No es fácil conocer con precisión el número de los que abandonan cada año la vida religiosa y consagrada, también porque hay prácticas que van a la Congregación para los Institutos de Vida Consagrada y las Sociedades de Vida Apostólica, otras que son llevadas por la Congregación para el Clero, y otras que terminan en la Congregación para la Doctrina de la Fe. En todo caso, las cifras de las que disponemos son consistentes, como se puede ver por los datos que nos son ofrecidos por las primeras dos Congregaciones.
Nuestro dicasterio, en cinco años (2008-2012), ha dado 11.805 dispensas: indultos para dejar el instituto, decretos de dimisión, secularizaciones ad experimentum y secularizaciones para incardinarse en una diócesis. Se trata de una media anual de 2361 dispensas.
La Congregación para el Clero, en los mismos años, ha dado 1188 dispensas de las obligaciones sacerdotes y 130 dispensas de las obligaciones del diaconado. Son todos religiosos: esto da una media anual de 367,7. Sumando estos datos con los otros, tenemos lo que sigue: han dejado la vida religiosa 13.123 religiosos o religiosas, en 5 años, con una media anual de 2624,6. Esto quiere decir 2,54 cada 1000 religiosos. A estos habría que agregar todos los casos tratados por la Congregación para la Doctrina de la Fe.
Según un cálculo aproximado pero bastante seguro, esto quiere decir que más de 3000 religiosos o religiosas han dejado cada año la vida consagrada. En el cómputo no han sido insertados los miembros de las sociedades de vida apostólica que han abandonado su congregación, ni los de votos temporales.

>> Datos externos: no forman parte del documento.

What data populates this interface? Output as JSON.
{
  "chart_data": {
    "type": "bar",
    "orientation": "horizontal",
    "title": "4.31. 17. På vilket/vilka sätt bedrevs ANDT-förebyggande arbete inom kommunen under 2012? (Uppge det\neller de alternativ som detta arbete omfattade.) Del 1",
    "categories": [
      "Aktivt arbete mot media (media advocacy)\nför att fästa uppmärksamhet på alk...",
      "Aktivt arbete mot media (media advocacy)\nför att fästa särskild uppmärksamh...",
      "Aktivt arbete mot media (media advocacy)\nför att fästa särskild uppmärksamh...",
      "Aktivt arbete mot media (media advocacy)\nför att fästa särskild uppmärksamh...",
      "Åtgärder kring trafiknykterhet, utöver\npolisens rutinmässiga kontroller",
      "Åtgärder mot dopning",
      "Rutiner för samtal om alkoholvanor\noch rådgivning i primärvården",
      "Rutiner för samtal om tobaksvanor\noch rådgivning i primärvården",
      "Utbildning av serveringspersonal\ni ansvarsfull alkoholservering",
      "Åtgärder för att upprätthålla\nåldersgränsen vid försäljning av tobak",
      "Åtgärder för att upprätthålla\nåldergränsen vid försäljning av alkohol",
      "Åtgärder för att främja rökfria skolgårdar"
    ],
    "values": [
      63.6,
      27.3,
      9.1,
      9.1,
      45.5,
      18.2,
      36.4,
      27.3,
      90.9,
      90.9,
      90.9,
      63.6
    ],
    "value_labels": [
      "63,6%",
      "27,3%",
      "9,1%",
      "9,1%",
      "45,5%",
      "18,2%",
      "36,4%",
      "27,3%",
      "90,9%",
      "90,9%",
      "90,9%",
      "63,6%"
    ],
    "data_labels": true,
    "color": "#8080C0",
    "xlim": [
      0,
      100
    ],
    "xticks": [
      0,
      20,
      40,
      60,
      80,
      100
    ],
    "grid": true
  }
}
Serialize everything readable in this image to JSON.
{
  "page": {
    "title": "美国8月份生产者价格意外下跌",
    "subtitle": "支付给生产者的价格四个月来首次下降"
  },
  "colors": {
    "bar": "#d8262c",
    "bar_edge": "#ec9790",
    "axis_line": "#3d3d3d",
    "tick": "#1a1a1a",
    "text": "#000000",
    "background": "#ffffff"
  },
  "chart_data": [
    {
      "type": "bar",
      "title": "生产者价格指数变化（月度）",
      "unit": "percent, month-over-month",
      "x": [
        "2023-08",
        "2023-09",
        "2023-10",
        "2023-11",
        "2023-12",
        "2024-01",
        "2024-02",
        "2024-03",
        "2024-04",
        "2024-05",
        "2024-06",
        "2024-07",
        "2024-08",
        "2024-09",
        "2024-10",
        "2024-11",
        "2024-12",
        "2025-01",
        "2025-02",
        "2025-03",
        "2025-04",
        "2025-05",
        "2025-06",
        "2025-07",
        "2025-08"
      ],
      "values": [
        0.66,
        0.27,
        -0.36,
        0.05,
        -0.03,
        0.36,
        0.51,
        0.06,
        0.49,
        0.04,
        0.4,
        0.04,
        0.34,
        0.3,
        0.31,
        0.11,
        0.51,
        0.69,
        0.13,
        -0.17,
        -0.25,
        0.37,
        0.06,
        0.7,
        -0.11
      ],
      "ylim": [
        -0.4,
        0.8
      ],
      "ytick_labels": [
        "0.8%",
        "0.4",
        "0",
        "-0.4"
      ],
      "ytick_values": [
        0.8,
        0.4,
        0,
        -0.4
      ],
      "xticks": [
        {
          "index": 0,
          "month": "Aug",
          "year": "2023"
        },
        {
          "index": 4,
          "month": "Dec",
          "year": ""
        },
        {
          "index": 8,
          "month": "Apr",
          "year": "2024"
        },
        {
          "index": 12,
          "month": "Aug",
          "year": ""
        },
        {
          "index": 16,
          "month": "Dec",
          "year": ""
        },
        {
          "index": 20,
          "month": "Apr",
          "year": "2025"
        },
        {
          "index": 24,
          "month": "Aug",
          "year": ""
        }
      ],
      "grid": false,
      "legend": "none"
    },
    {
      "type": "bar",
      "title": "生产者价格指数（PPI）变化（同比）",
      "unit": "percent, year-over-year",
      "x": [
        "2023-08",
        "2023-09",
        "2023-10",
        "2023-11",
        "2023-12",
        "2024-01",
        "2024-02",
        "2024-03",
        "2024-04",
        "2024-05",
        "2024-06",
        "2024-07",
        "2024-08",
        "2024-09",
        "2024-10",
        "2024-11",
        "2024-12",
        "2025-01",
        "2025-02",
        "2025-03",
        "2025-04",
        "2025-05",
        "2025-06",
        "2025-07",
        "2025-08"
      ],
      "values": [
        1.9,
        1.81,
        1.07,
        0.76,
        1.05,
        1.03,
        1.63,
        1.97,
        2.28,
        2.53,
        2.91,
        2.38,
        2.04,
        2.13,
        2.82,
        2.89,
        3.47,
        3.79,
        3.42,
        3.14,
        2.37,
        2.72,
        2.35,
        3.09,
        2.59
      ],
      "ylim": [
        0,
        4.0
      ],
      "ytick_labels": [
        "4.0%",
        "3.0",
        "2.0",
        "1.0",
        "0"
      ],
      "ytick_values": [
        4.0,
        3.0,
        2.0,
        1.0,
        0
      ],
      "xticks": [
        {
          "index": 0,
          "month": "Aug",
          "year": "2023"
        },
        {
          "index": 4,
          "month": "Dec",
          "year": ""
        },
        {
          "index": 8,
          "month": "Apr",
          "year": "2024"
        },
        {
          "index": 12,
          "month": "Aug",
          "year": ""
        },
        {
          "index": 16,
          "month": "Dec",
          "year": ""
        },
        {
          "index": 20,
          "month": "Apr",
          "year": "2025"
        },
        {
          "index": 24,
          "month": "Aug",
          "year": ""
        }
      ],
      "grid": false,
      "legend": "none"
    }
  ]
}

Ciertamente los números no son todo, pero sería de ingenuos no tenerlos en cuenta.
Antes de indicar algunas de las causas de los abandonos, creo que es oportuno decir que es casi imposible relevar con exactitud tales causas. ¿El motivo? Es muy sencillo: no tenemos datos totalmente confiables. A veces, una cosa es lo que se escribe, otra cosa es lo que se vive. Además, en muchos casos lo que dicen los documentos, de los que se dispone al final de un procedimiento, no necesariamente coincide con la causa real de los abandonos. Sin embargo, de la documentación que posee nuestro dicasterio se pueden identificar las siguientes causas.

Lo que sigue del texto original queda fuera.